Plus de 50 000 greffes de cellules souches dérivées de la moelle osseuse sont réalisées chaque année dans le monde pour traiter de nombreuses pathologies, dont des maladies du cerveau. Avant la transplantation des cellules, les patients reçoivent une chimiothérapie qui permet de détruire les cellules immunitaires et d’éviter ainsi que les cellules greffées ne soient rejetées par l’organisme. Jusqu’ici, les conséquences d’un tel traitement sur le cerveau étaient mal connues. Dans une nouvelle étude, des chercheurs et chercheuses de l’Inserm, du CNRS et de l’Institut Pasteur[1] regroupés au sein de l’Institut du cerveau (Inserm/CNRS/Sorbonne Université) et du laboratoire « Gènes, synapses et cognition » (CNRS/Institut Pasteur) se sont intéressés à cette problématique. A partir d’un modèle animal, ils ont découvert comment la chimiothérapie pré-transplantation facilitait le remplacement des cellules immunitaires innées du cerveau, la microglie, par d’autres cellules immunitaires issues des cellules souches greffées (les macrophages). Ces résultats font l’objet d’une publication dans Nature Medicine le 21 février 2022.
De nombreuses pathologies du cerveau entraînent la démyélinisation[2] progressive du système nerveux central avec des symptômes neurologiques dévastateurs et un risque de décès prématuré (c’est le cas par exemple de la leucodystrophie). La thérapie génique visant à corriger les mutations génétiques à l'origine de la maladie directement dans les cellules souches de la moelle osseuse, et leur autogreffe ultérieure chez les patients, s’est développée ces dernières années et représente aujourd’hui un traitement de choix pour plusieurs de ces pathologies.
Des études cliniques ont montré que le recours à une chimiothérapie avant la transplantation des cellules souches de la moelle osseuse, à l’aide d’un agent de chimiothérapie appelé busulfan, permet une prise de greffe efficace et une tolérance de l’organisme aux cellules génétiquement modifiées. Toutefois, de nombreuses interrogations persistent encore, notamment concernant les mécanismes en jeu et l’impact de ce traitement pré-transplantation sur le cerveau des patients.

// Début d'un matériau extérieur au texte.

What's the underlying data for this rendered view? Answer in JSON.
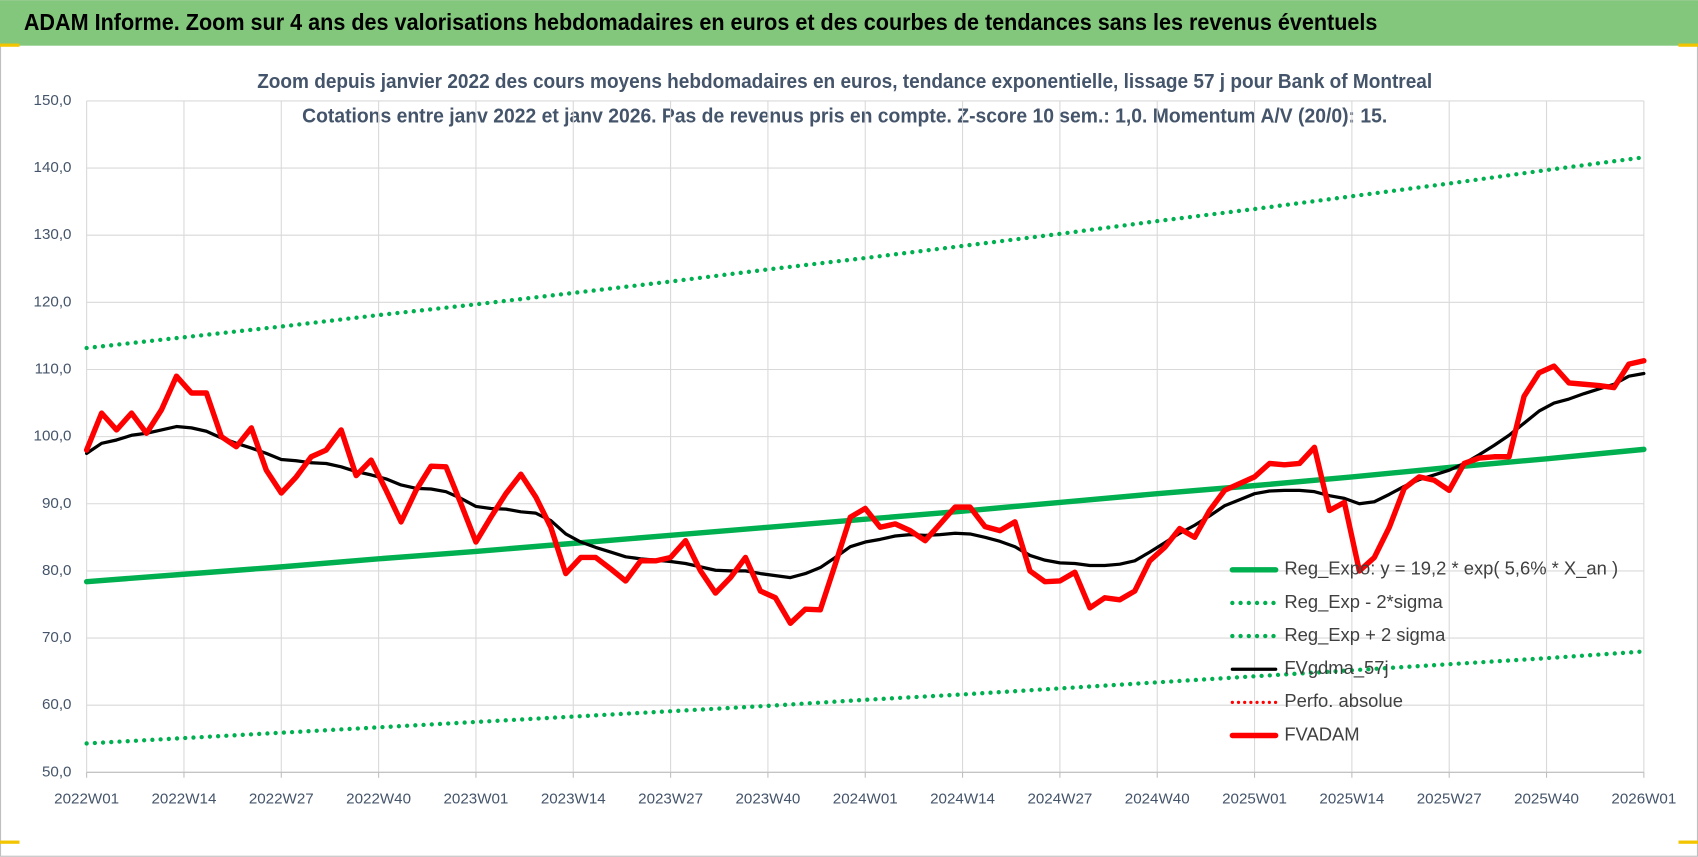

C’est pourquoi les scientifiques ont ici étudié les conséquences de ce traitement sur diverses populations cellulaires du cerveau, dans un modèle animal. Ils se sont notamment intéressés aux cellules microgliales, des cellules immunitaires cérébrales qui sont essentielles au maintien d'une physiologie cérébrale saine dans les états normaux et pathologiques. Ces cellules présentent une forte capacité d'auto-renouvèlement tout au long de la vie.
Dans leurs travaux, les scientifiques montrent qu'après une chimiothérapie par busulfan, les cellules microgliales perdent complètement cette capacité régénérative, et que nombre de ces cellules meurent par sénescence[3].
Toutefois, ce processus ne serait pas délétère pour le cerveau, puisqu’après la greffe, les cellules disparues sont rapidement remplacées par des cellules dérivées de la moelle osseuse (les macrophages). Les cellules microgliales éliminées à cause de la chimiothérapie par busulfan laissent en effet des niches vides dans le cerveau que les macrophages dérivés de la moelle osseuse ne tardent pas à combler. Ces macrophages adoptent alors la morphologie et le comportement de la microglie normale. De futures études viseront à déterminer si ces macrophages adoptent l’ensemble des propriétés des cellules microgliales endogènes au cerveau.
Sources
Hematopoietic stem cell transplantation chemotherapy causes microglia senescence and peripheral macrophage engraftment in the brain. Nature Medicine, février 2022
[1] Ces travaux ont été dirigés par NeuroGenCell, une équipe de l’Institut du Cerveau (Institut du Cerveau, Inserm/CNRS/Sorbonne Université) et une équipe du laboratoire « Gènes, synapses et cognition » (CNRS/Institut Pasteur).
[2] Destruction de la gaine de myéline qui entoure et protège les prolongements (axones) des neurones.
[3] La sénescence est le processus de vieillissement biologique se traduisant par un arrêt irréversible du cycle cellulaire, entrainant la mort des cellules.